Inconel-718 alloy (IN-718) is a nickel-based superalloy that has extensive applications in many industries such as power generation, gas turbine, tubing hangers, safety valves systems, aerospace, nuclear engineering, etc. However, noticeable wear occurs on the IN-718 structure, leading to reduction in service life and failure of components. In the present study, the ball-milled alloy powders FeCoCrNiAlCuMn were preplaced on the IN-718 substrate and the substrate was alloyed through Plasma Transferred Arc (PTA) process. Then, the thickness of the alloyed region, phase formation, microstructural changes, microhardness and influence of alloy powder on the tribological properties were analysed. Further, the mechanism involved during the wear test and surface roughness of worn-out specimens were studied. The result shows that the PTA alloyed region possesses different phases such as BCC, FCC and intermetallic compounds. The alloying elements were well mixed with the substrate material and good metallurgical bonding was formed. The microhardness of 883 HV_0.2 was achieved in the alloyed region while the substrate showed 312 HV_0.2. The alloyed specimen exhibited superior wear resistance compared to the substrate due to the higher binding force of alloying elements such as Fe, Co, Ni and Co, which restricted the material deformation during the wear test. Moreover, broadening of the BCC phase of the alloyed region and intermetallic phase increased the hardness of the alloyed region, resulting in the improvement of wear resistance. The oxide phases such as Al₂O_3, CuO, Cr₂O₃, NiO and FeO were formed in the alloyed region during the wear test due to the formation of frictional heat. These oxide layers acted as a lubricant film to protect the alloyed region as well as diminished the Coefficient of Friction (CoF).
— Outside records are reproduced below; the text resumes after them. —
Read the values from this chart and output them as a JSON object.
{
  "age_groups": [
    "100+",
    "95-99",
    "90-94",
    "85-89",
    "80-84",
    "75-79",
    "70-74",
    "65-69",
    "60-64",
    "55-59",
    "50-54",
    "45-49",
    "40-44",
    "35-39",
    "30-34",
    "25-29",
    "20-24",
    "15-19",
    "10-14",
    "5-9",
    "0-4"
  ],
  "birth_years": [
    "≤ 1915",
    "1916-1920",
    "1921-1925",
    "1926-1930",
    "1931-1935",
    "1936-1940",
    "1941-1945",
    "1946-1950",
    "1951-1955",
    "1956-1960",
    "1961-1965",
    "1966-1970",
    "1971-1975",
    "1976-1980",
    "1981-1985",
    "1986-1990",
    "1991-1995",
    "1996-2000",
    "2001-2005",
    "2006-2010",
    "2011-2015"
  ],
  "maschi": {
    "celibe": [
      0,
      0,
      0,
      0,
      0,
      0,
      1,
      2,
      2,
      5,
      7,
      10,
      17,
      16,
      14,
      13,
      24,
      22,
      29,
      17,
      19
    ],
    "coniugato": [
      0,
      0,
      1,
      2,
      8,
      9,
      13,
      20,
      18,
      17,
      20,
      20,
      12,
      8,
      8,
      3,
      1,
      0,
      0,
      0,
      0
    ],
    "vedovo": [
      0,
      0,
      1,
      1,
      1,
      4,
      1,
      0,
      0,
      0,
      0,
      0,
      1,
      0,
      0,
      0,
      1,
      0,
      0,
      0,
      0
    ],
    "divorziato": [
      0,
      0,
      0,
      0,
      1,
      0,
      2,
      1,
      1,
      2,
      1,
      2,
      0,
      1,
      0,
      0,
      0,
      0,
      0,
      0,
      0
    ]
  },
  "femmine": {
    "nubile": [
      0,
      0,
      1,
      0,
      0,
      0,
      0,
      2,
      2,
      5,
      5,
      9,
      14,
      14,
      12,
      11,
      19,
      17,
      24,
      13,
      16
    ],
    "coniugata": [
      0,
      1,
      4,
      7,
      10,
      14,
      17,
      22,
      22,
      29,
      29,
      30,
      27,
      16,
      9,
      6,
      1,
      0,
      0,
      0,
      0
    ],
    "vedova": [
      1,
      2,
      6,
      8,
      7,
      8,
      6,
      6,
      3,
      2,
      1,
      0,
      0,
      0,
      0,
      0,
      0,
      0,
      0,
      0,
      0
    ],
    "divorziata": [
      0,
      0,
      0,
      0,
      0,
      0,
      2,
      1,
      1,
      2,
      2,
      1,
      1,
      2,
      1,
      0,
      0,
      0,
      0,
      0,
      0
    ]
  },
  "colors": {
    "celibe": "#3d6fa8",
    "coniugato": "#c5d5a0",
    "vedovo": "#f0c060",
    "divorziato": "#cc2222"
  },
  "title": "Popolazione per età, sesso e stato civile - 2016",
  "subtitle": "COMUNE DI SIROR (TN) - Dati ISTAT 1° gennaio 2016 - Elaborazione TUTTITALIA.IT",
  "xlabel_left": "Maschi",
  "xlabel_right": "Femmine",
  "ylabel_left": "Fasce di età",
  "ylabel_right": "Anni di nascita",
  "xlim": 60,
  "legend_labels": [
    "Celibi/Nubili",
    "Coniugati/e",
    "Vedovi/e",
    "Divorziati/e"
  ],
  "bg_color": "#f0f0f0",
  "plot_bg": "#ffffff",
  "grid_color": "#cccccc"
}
Inconel-718 合金（IN-718）是一种镍基高温合金，在发电、燃气轮机、油管悬挂器、安全阀系统、航空航天、核工程等众多行业中有着广泛的应用。 然而，在IN-718 结构，导致使用寿命缩短和组件故障。在本研究中，球磨合金粉末 FeCoCrNiAlCuMn 预先放置在 IN-718 基材上，并通过等离子转移弧 (PTA) 工艺使基材合金化。然后，分析了合金化区的厚度、相形成、显微组织变化、显微硬度以及合金粉末对摩擦学性能的影响。此外，研究了磨损试验过程中涉及的机制和磨损试样的表面粗糙度。结果表明，PTA合金化区具有不同的相，如BCC、FCC和金属间化合物。合金元素与基体材料混合良好，形成良好的冶金结合。883 HV的显微硬度合金区域达到_0.2，而基材显示 312 HV _0.2。由于 Fe、Co、Ni 和 Co 等合金元素的结合力更高，从而限制了材料在磨损试验期间的变形，合金试样与基体相比表现出优异的耐磨性。此外，合金区的 BCC 相和金属间相的增宽增加了合金区的硬度，从而提高了耐磨性。Al ₂ O _3、 CuO、Cr ₂ O ₃等氧化物相由于摩擦热的形成，在磨损试验期间在合金化区域形成了 NiO 和 FeO。这些氧化层充当润滑膜以保护合金区域并降低摩擦系数 (CoF)。